Why this matters for substrate design¶
In the FHIR-server-on-lakehouse-substrate pattern (Aidbox-on-Lakebase + Moonlink + Unity Catalog), zero-ETL is what makes the dual-access pattern viable as a substrate property rather than as a per-customer integration project. If every customer of a FHIR substrate had to build their own Aidbox→warehouse ETL, the substrate's promise of "one dataset, every tool" would collapse into the conventional three-component pattern with its duplication tax.

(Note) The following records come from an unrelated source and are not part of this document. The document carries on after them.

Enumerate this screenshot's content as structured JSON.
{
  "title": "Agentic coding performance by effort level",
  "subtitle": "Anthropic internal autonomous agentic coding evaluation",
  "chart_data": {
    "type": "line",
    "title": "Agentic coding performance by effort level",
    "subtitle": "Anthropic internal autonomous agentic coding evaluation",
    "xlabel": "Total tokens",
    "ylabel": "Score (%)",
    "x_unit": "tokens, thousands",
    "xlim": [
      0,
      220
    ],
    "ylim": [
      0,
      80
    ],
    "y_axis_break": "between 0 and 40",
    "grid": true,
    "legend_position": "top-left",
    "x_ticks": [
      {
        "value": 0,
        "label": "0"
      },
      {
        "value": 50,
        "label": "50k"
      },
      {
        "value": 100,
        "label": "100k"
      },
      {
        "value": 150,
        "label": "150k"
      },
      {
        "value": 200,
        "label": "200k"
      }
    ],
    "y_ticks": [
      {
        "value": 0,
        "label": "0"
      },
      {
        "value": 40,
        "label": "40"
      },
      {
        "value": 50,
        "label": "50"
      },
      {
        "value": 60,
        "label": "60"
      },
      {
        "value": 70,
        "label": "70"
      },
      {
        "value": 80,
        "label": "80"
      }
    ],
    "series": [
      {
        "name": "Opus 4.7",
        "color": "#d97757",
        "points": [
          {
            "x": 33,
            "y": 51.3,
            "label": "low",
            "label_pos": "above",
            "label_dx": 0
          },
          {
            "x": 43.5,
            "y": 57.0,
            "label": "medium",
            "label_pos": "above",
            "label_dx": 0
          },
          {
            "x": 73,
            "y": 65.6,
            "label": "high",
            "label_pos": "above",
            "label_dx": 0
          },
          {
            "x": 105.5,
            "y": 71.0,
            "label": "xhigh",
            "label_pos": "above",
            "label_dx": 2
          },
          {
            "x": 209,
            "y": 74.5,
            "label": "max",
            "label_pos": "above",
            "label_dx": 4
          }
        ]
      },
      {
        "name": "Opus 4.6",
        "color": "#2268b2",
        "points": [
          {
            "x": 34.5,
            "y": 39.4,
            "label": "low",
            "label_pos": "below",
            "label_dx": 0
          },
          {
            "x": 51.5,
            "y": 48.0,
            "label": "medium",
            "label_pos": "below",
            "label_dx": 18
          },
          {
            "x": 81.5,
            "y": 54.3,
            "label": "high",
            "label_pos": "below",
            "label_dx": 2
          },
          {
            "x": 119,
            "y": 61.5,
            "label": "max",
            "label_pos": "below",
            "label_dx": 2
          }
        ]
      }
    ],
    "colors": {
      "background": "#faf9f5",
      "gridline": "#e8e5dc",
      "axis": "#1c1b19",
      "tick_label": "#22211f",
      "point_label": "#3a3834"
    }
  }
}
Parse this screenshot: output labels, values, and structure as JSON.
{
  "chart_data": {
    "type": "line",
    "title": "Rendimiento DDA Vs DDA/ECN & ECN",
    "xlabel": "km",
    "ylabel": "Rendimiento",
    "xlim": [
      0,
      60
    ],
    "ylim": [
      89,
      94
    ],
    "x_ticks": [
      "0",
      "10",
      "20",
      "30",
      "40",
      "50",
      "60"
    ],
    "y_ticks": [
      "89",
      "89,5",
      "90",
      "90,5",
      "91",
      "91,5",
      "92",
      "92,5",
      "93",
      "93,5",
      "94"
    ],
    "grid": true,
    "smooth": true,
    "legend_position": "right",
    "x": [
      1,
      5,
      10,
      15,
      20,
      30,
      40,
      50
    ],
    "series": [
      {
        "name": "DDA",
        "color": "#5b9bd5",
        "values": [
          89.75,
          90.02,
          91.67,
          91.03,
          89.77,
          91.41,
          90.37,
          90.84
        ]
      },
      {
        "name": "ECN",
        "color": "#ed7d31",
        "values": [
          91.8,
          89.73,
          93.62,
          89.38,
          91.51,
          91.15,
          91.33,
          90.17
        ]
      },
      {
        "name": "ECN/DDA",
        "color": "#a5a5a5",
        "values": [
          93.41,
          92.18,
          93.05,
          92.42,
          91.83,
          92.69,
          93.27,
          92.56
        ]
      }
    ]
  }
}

Zero-ETL is the load-bearing condition: it's what lets the same FHIR resource be queryable through both the FHIR API and Spark / SQL / ML simultaneously, with neither path requiring a customer-managed replication step.
Seen in¶
- 2026-05-27 — sources/2026-05-27-databricks-building-a-fhir-native-health-data-platform-on-databricks-lakebase — first wiki canonicalisation as a concept, instantiated by Moonlink in the FHIR-native health-data-platform shape.
- 2026-05-27 — sources/2026-05-27-redpanda-redpanda-sql-is-ga-the-query-engine-that-skips-the-pipeline — second canonical instance: streaming-broker variant via Redpanda SQL over Iceberg Topics; the substrate replaces the warehouse-side ingestion pipeline by running the analytical query engine in-cluster over a dual-tier-write substrate.
Caveats¶
- Positioning term. "Zero-ETL" is a vendor-favoured framing; underlying mechanism still has lag, failure modes, and consistency semantics that the customer must reason about during incidents.
- Not the same as HTAP. Zero-ETL spans two engines; HTAP unifies one engine over one substrate.
- Lag bounds depend on the replication mechanism. Without disclosed mechanism (as is the case with Moonlink as of 2026-05-27), the freshness SLO is not customer-knowable.